年金は大丈夫です。なぜかといいますと、年金の問題は単純だからです。年金と医療、介護では、問題の難しさの程度が格段に違います。
年金というのは給付が増えるといっても、年金をもらう高齢者の数が増えるのと同じ程度にしか、総額は増えません。
また、すでにマクロ経済スライドが導入されていて、物価が上昇していけば、物価の上昇以下にしか年金の給付額は上がりません。
つまり、給付額は実質、どんどん抑制されていきます。そういう面で、年金給付総額はたかだか高齢者の人数が増えるペースか、それ以下のペースでしか増えません。
さらに年金は単なるお金の問題です。保険料をとって給付を払う。保険料の改定と給付水準の改定によって、年金制度の持続可能性は維持できます。
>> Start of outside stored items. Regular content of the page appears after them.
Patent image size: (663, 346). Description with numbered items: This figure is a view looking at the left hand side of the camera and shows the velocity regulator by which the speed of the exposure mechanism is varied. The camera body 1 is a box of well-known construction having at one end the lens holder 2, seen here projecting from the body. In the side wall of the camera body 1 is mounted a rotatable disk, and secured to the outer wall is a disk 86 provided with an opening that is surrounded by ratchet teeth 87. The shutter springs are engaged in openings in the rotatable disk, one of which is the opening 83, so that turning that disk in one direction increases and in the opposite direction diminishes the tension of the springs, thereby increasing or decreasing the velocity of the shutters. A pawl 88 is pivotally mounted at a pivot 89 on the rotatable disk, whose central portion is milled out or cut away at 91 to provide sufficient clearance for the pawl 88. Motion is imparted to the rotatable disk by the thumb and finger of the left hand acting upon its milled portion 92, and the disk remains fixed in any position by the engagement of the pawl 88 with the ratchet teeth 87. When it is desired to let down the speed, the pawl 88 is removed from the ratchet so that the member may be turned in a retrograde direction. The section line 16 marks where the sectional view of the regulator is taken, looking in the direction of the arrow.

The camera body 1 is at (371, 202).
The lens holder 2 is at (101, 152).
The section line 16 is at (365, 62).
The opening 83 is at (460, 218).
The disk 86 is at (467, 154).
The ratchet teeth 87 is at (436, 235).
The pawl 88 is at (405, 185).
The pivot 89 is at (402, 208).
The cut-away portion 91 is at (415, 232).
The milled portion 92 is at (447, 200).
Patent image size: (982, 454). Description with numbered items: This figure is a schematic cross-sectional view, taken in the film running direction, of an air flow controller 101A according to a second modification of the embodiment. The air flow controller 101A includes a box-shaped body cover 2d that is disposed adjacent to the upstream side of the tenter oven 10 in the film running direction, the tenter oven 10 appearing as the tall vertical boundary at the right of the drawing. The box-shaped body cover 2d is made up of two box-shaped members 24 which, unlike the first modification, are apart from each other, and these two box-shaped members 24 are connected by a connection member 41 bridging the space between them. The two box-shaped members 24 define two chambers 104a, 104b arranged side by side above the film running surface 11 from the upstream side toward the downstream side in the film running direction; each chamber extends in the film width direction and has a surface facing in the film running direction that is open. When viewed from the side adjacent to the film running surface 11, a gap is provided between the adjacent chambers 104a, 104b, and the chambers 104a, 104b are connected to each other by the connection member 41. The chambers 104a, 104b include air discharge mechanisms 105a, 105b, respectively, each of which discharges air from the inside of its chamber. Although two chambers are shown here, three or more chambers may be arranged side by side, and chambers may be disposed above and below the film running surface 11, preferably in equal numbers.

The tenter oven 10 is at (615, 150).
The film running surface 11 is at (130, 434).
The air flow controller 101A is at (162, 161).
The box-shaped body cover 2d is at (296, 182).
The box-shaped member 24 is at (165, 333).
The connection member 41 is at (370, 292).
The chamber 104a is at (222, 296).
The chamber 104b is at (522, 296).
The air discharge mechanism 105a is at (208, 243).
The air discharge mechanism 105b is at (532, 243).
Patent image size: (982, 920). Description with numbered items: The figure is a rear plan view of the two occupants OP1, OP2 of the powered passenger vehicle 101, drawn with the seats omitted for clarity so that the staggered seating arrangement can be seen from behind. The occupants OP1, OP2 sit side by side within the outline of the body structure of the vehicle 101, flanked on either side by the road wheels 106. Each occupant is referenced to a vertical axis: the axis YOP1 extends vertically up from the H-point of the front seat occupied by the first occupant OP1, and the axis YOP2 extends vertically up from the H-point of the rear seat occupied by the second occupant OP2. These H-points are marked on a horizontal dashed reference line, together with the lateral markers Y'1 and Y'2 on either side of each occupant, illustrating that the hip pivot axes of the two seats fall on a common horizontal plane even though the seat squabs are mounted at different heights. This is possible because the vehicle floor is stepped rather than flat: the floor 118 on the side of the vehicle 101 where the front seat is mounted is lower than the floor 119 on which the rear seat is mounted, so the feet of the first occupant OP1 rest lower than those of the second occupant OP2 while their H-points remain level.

実際に年金については2004年改定で、保険料の上限が決まり、マクロ経済スライドで給付の抑制が決まっています。給付額が減ることはあっても年金制度そのものの破綻はあり得ません。
ところが、医療、介護は全然違います。さきほど申しましたように、これから75歳以上の高齢者が特に増えてきますから、高齢者の増加ペース以上に、医療や介護を受給する人のウエイトが増えてきます。
医療と介護の給付はノンリニア(非線形)に増えていきます。
また、医療と介護は、単なるお金だけの問題ではありません。コストは保険料で徴収しますが、給付はお金で払うものではないからです。医療サービスや介護サービスとして提供します。
サービスを提供するお医者さん、看護師さん、薬剤師さん、介護士さんといったサービス提供者が不可欠です。介護労働者をどう確保するのか、といった深刻な問題も出てきます。
年金に比べれば、医療や介護はそのサービスを提供する人の問題がかかわってくるだけに、ずっとずっと難しくて複雑なのです。
そういう意味でいえば、若い人は年金制度の持続可能性について、そんなに心配する必要はありません。むしろ医療や介護の仕組みの将来を心配した方がいいと思います。